Ile i za co? Noty dla Polaków za mecz z Islandią

Niektórzy nasi piłkarze, którzy zagrali z Islandią na pewno mocniej odczuli ostatnie dwa tygodnie pracy na zgrupowaniu w Opalenicy.



Wojciech Szczęsny – 5

W sytuacji, po której Islandczycy objęli prowadzenie, powinien zachować się lepiej. Wprawdzie rywal utrudnił mu sytuację w ostatniej chwili, ale nie może dawać się zaskakiwać w ten sposób. Jeżeli chodzi o pozostałe sytuacje, to trudno go ocenić. Wydawało się, że w drugiej połowie będzie bezrobotny, tymczasem tuż po przerwie po raz drugi musiał wyciągać piłkę z siatki. Nie miał w tej sytuacji nic do powiedzenia.

Tomasz Kędziora – 5

Nie w porę doskoczył doskoczył do rywala i Islandia objęła prowadzenie. Zburzył w tej sytuacji bardzo dobre wejście w mecz, bo na początku spotkania wykonał dwa świetne odbiory. Znacznie lepiej czuje się bliżej bocznej strefy boiska, gdzie występuje przez niemal całą seniorską karierę. Czy w tej sytuacji jest sens, na siłę, robić z niego środkowego obrońcę? Choć pamiętać należy, że sam przyznał, że zagra tam, gdzie wystawi go trener.

Kamil Glik – 6

Starał się szefować obroną, jak za starych, dobrych czasów. Sęk jednak w tym, że musi radzić sobie w innej konfiguracji liczbowej i personalnej. I dlatego nie zawsze potrafił znaleźć wspólny język z partnerami. Spośród wszystkich naszych środkowych obrońców wyglądał jednak zdecydowanie najlepiej.

Paweł Dawidowicz – 4

Rywale niewiele od niego wymagali, ale wyglądał na przejętego, a nawet spiętego całą otoczką tego spotkania. To nie jest dobry znak przed mistrzostwami Europy. We wczorajszym spotkaniu mógł wiele zyskać, ale nie zyskał praktycznie nic. Źle się ustawił w sytuacji, po której Islandczycy strzelili drugiego gola.

Tymoteusz Puchacz (80 min) – 6

Rozgrywał drugi mecz w reprezentacji i śmiało można powiedzieć, że był to występ o wiele lepszy od pierwszego. Przeciwko Rosji popełnił błąd w ustawieniu. Wczoraj, z kolei, pokazał, że potrafi być bezkompromisowy z przodu. Poszedł za akcją, dośrodkował w pole karne, a Zieliński zrobił swoje. Sporo napracował się na lewym skrzydle i pokazał, że w przyszłości może być wartością dodaną dla naszej drużyny narodowej.

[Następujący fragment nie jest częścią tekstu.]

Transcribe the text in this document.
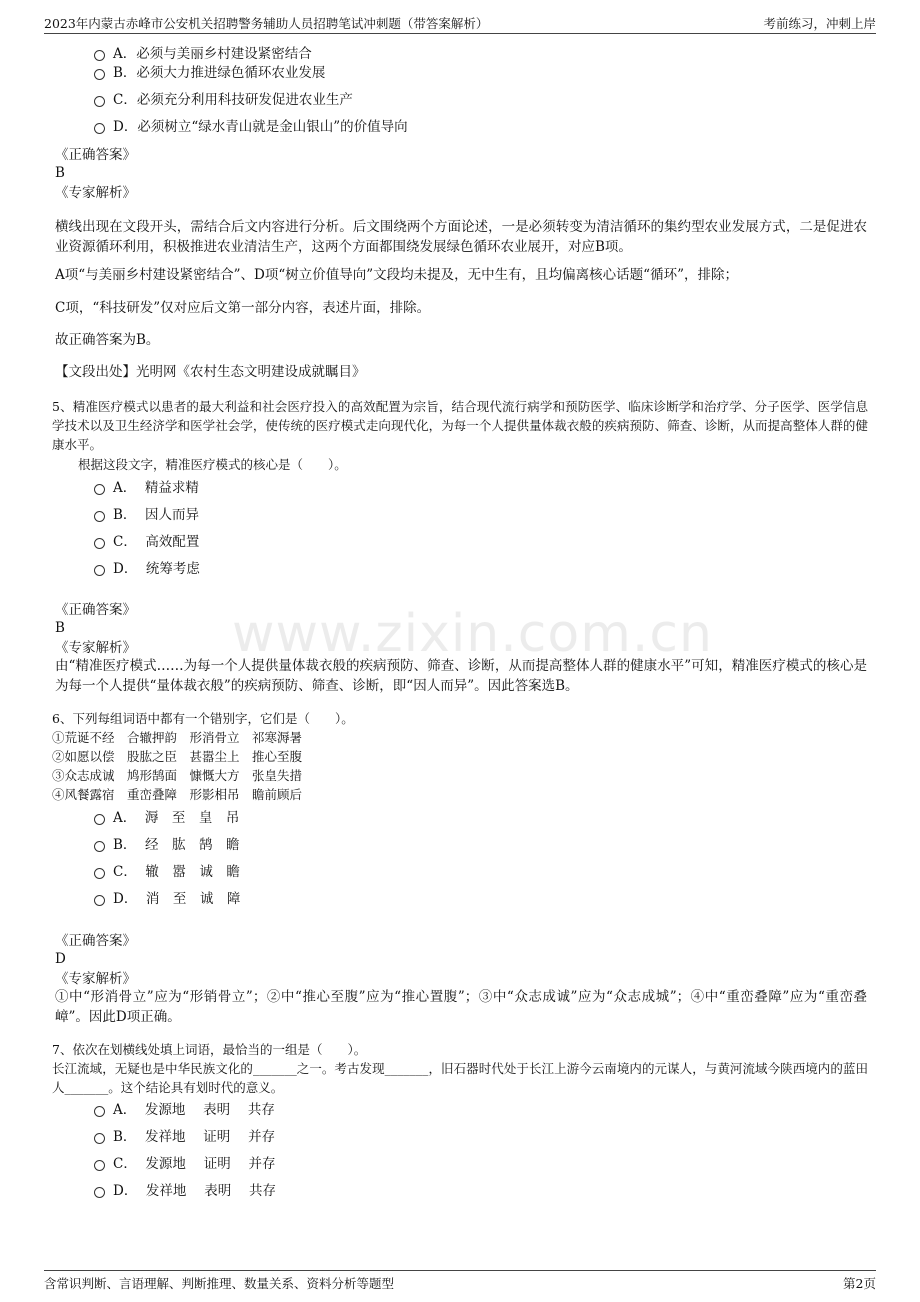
2023年内蒙古赤峰市公安机关招聘警务辅助人员招聘笔试冲刺题（带答案解析）	考前练习，冲刺上岸
www.zixin.com.cn
A．必须与美丽乡村建设紧密结合
B．必须大力推进绿色循环农业发展
C．必须充分利用科技研发促进农业生产
D．必须树立“绿水青山就是金山银山”的价值导向
《正确答案》
B
《专家解析》
横线出现在文段开头，需结合后文内容进行分析。后文围绕两个方面论述，一是必须转变为清洁循环的集约型农业发展方式，二是促进农业资源循环利用，积极推进农业清洁生产，这两个方面都围绕发展绿色循环农业展开，对应B项。
A项“与美丽乡村建设紧密结合”、D项“树立价值导向”文段均未提及，无中生有，且均偏离核心话题“循环”，排除；
C项，“科技研发”仅对应后文第一部分内容，表述片面，排除。
故正确答案为B。
【文段出处】光明网《农村生态文明建设成就瞩目》
5、精准医疗模式以患者的最大利益和社会医疗投入的高效配置为宗旨，结合现代流行病学和预防医学、临床诊断学和治疗学、分子医学、医学信息学技术以及卫生经济学和医学社会学，使传统的医疗模式走向现代化，为每一个人提供量体裁衣般的疾病预防、筛查、诊断，从而提高整体人群的健康水平。
根据这段文字，精准医疗模式的核心是（　　）。
A．  精益求精
B．  因人而异
C．  高效配置
D．  统筹考虑
《正确答案》
B
《专家解析》
由“精准医疗模式……为每一个人提供量体裁衣般的疾病预防、筛查、诊断，从而提高整体人群的健康水平”可知，精准医疗模式的核心是为每一个人提供“量体裁衣般”的疾病预防、筛查、诊断，即“因人而异”。因此答案选B。
6、下列每组词语中都有一个错别字，它们是（　　）。
①荒诞不经　合辙押韵　形消骨立　祁寒溽暑
②如愿以偿　股肱之臣　甚嚣尘上　推心至腹
③众志成诚　鸠形鹄面　慷慨大方　张皇失措
④风餐露宿　重峦叠障　形影相吊　瞻前顾后
A．  溽　至　皇　吊
B．  经　肱　鹄　瞻
C．  辙　嚣　诚　瞻
D．  消　至　诚　障
《正确答案》
D
《专家解析》
①中“形消骨立”应为“形销骨立”；②中“推心至腹”应为“推心置腹”；③中“众志成诚”应为“众志成城”；④中“重峦叠障”应为“重峦叠嶂”。因此D项正确。
7、依次在划横线处填上词语，最恰当的一组是（　　）。
长江流域，无疑也是中华民族文化的_______之一。考古发现_______，旧石器时代处于长江上游今云南境内的元谋人，与黄河流域今陕西境内的蓝田人_______。这个结论具有划时代的意义。
A．  发源地　 表明　 共存
B．  发祥地　 证明　 并存
C．  发源地　 证明　 并存
D．  发祥地　 表明　 共存
含常识判断、言语理解、判断推理、数量关系、资料分析等题型	第2页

Przemysław Frankowski (64 min) – 3

Przed przerwą był kompletnie anonimowy. Może dwa razy pokazał się na skrzydle, ale zupełnie nic z tego nie wynikło. Tak to już jest, że od skrzydłowych sporo oczekujemy, tymczasem „Franio” takich oczekiwań nie spełnia. Bo nie sposób uwierzyć, że dostaje od trenera założenia, by biegać po boisku bez celu. Nie zablokował dośrodkowania, po którym Islandczycy strzelili drugą bramkę.

Jakub Moder – 5

Ma niewiarygodną swobodę w poruszaniu się, z której jednak zbyt rzadko korzystał, a także w dochodzeniu do sytuacji strzeleckich. Wiemy, że potrafi uderzyć i gdyby w pierwszej połowie wczorajszego meczu nie był niechlujny w tym elemencie, to po 45. minutach prowadzilibyśmy z Islandczykami. Miał również problemy z podejmowaniem właściwych decyzji. Zajmowało mu to stanowczo zbyt dużo czasu. Czasami na siłę chce być efektowny. W zupełnie nieodpowiednich momentach.

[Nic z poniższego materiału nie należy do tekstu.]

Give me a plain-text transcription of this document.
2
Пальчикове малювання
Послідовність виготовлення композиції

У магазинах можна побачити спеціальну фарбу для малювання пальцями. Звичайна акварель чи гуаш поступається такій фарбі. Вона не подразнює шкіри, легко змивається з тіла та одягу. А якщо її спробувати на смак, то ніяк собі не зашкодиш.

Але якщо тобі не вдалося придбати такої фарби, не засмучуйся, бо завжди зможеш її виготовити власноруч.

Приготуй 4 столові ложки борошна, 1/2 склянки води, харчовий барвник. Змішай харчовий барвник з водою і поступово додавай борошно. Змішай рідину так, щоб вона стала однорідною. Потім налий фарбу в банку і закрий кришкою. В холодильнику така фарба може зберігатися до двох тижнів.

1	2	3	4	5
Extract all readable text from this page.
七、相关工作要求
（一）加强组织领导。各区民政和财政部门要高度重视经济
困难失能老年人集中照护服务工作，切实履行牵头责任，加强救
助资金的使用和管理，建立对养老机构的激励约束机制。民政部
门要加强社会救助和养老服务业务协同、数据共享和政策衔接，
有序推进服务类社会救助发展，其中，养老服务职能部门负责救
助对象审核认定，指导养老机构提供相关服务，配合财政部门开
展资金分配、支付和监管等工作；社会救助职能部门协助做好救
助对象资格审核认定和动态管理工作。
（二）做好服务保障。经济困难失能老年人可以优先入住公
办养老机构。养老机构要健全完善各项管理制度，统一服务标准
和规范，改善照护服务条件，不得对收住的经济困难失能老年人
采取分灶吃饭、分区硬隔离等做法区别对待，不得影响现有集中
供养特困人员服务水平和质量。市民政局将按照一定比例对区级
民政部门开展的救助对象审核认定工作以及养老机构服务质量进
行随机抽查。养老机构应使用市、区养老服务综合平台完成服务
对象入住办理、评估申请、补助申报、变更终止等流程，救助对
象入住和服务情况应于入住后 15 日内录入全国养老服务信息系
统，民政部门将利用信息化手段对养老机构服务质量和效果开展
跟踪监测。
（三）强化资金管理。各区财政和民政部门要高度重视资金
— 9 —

Grzegorz Krychowiak (64 min) – 4

Po jego bardzo prostej stracie w 20. minucie spotkania Islandczycy mieli niezłą sytuację, która – na nasze szczęście – skończyła się strzałem w boczną siatkę. Wyglądał zdecydowanie gorzej, przynajmniej przed przerwą, aniżeli w meczu przeciwko Rosji. Widać było szczególnie po nim, że ostatnie dwa tygodnie odczuł w nogach. To obok niego przeszła piłka w sytuacji, po której rywal strzelił drugiego gola. Na pewno jednak nie kalkulował i nie myślał wyłącznie o tym, by nie doznać w starciu z Islandczykami kontuzji.

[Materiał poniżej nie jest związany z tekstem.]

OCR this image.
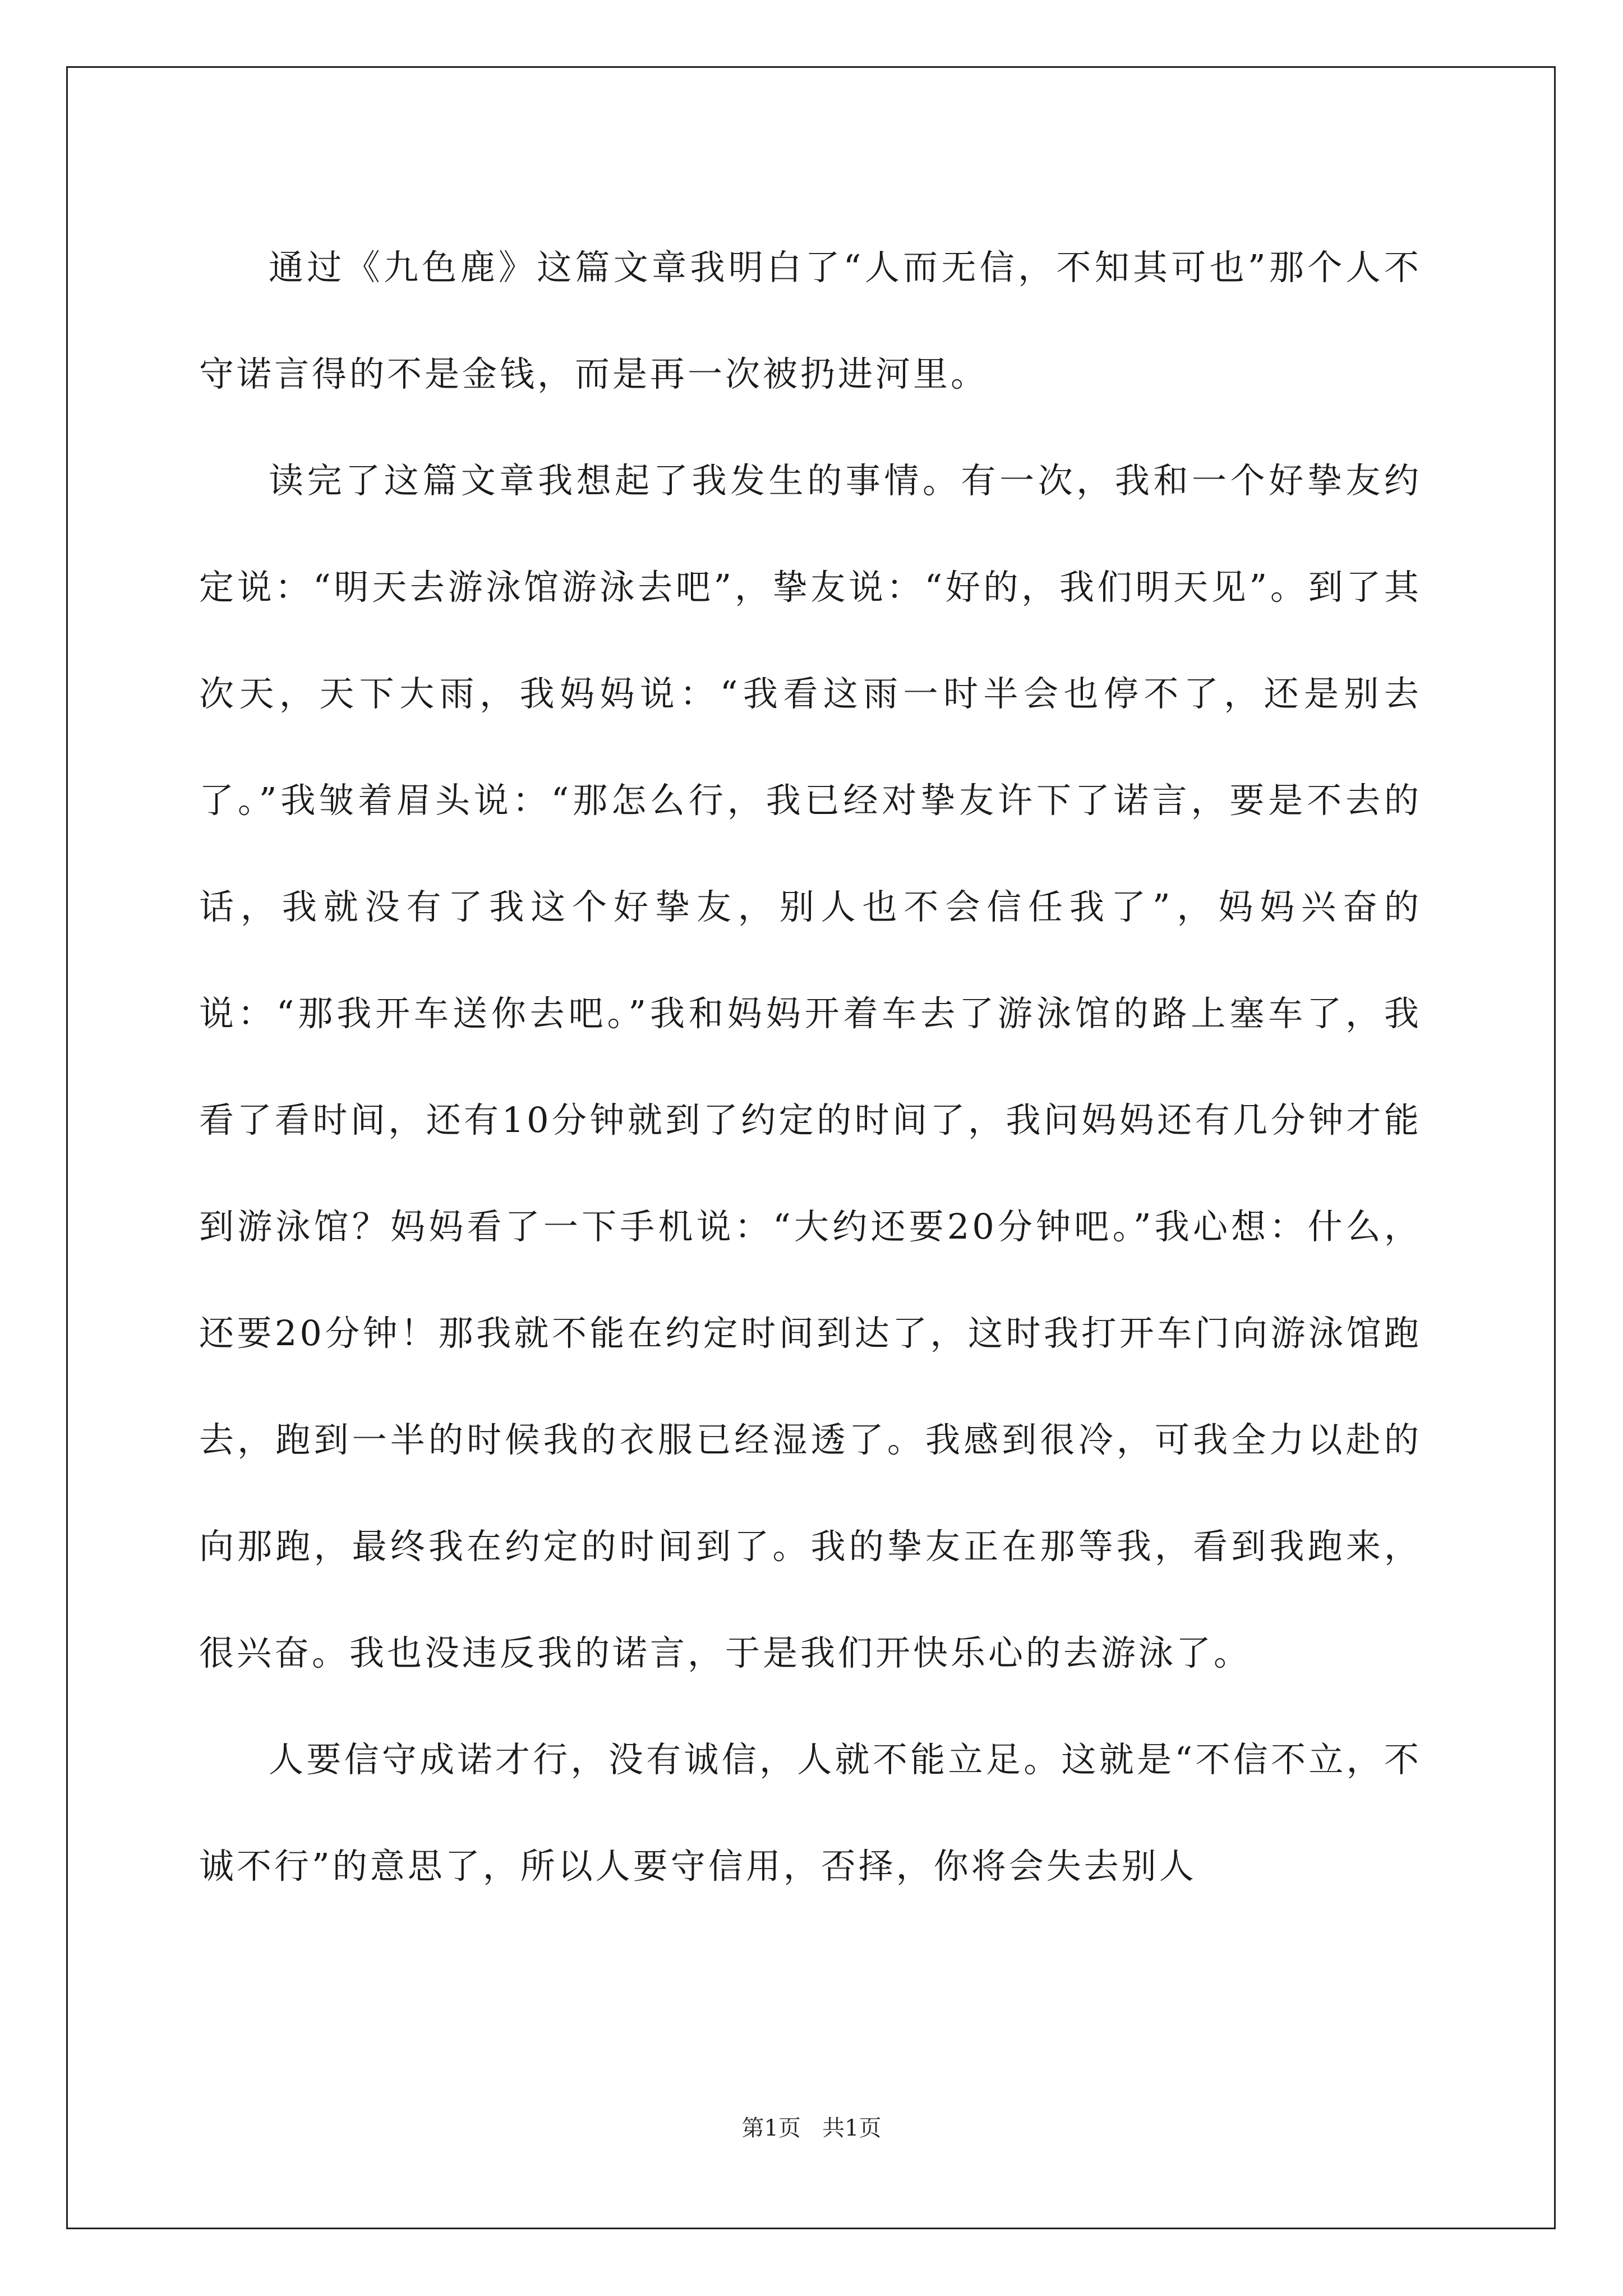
通过《九色鹿》这篇文章我明白了“人而无信，不知其可也”那个人不守诺言得的不是金钱，而是再一次被扔进河里。

读完了这篇文章我想起了我发生的事情。有一次，我和一个好挚友约定说：“明天去游泳馆游泳去吧”，挚友说：“好的，我们明天见”。到了其次天，天下大雨，我妈妈说：“我看这雨一时半会也停不了，还是别去了。”我皱着眉头说：“那怎么行，我已经对挚友许下了诺言，要是不去的话，我就没有了我这个好挚友，别人也不会信任我了”，妈妈兴奋的说：“那我开车送你去吧。”我和妈妈开着车去了游泳馆的路上塞车了，我看了看时间，还有10分钟就到了约定的时间了，我问妈妈还有几分钟才能到游泳馆？妈妈看了一下手机说：“大约还要20分钟吧。”我心想：什么，还要20分钟！那我就不能在约定时间到达了，这时我打开车门向游泳馆跑去，跑到一半的时候我的衣服已经湿透了。我感到很冷，可我全力以赴的向那跑，最终我在约定的时间到了。我的挚友正在那等我，看到我跑来，很兴奋。我也没违反我的诺言，于是我们开快乐心的去游泳了。

人要信守成诺才行，没有诚信，人就不能立足。这就是“不信不立，不诚不行”的意思了，所以人要守信用，否择，你将会失去别人

第1页   共1页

Piotr Zieliński (46 min) – 6

Z przytupem wstąpił do Klubu Wybitnego Reprezentanta, bo rozgrywał wczoraj 60 mecz w reprezentacji Polski. Sytuacje na 1:1 skończył w stylu zawodowego egzekutora. Wcześniej i później był taki, jak… przeważnie w drużynie narodowej. Potrafił zagrać genialną piłkę, ale bywał też nieobecny. Zrobił jednak to, co do niego należało.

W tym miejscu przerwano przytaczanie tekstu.